Estate planning is critical for same-sex couples so that they can ensure their wishes are carried out and that their children are legally tied to them both.

In Virginia, many same-sex couples want to plan for the future, and one way to do that is via trusts and estate planning. However, there are some considerations they should keep in mind that do not affect people who are married to someone of the opposite sex (or do not affect them as much).

Cover as many bases as possible, and start early

Unfortunately, many family members are not on board with same-sex marriage. Thus, someone's parent, sibling or child could decide to challenge a medical decision made by a same-sex spouse. Same-sex couples should take part in comprehensive estate planning that leaves no room for challenges to take root and prevail. It is better to be safe than sorry; for example, two young partners who do not anticipate needing a living will or advance directive should make one anyway.

Grief can do strange things to people, so even if someone's relationship with their family seems good, the "better safe than sorry" mantra still applies.

Have legal ties to children

When a same-sex couple decides to have a child together, they may both adopt the child and become his or her legal parents at the same time. However, the situation gets trickier if, say, one of the women in a same-sex marriage gives birth. The child could even be the biological child of the other partner (via IVF, for example), but the woman who gives birth would be considered the legal mother. Even if both women's names are on the birth certificate, that is no substitute for adoption. It can be done as part of estate planning, and it helps ensure that assets, property, trusts and the like pass on to the intended recipients.
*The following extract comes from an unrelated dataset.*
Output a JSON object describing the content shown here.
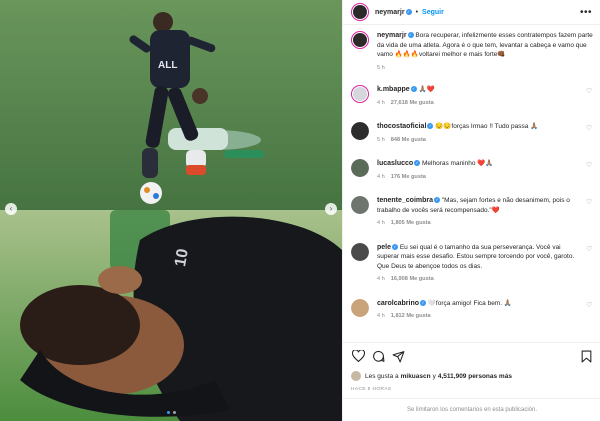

Both parents having legal ties to their children also protects everyone in case the family moves to a state or country that is not as open-minded on same-sex issues. Perhaps more importantly, it ensures that if one parent dies, the child gets to stay with the other parent and does not end up with a relative who disrespects the parents' wishes.

Cut off loose ends

Then there is the fact that one or both of the partners may have been in a previous marriage or domestic partnership that is now legal in all 50 states. In many cases, if not most, that first partnership would take legal priority over the current one. So, a divorce may be necessary.

There is no doubt that same-sex couples in Virginia face some challenges that do not come up with opposite-sex couples. An attorney can help navigate these specific concerns.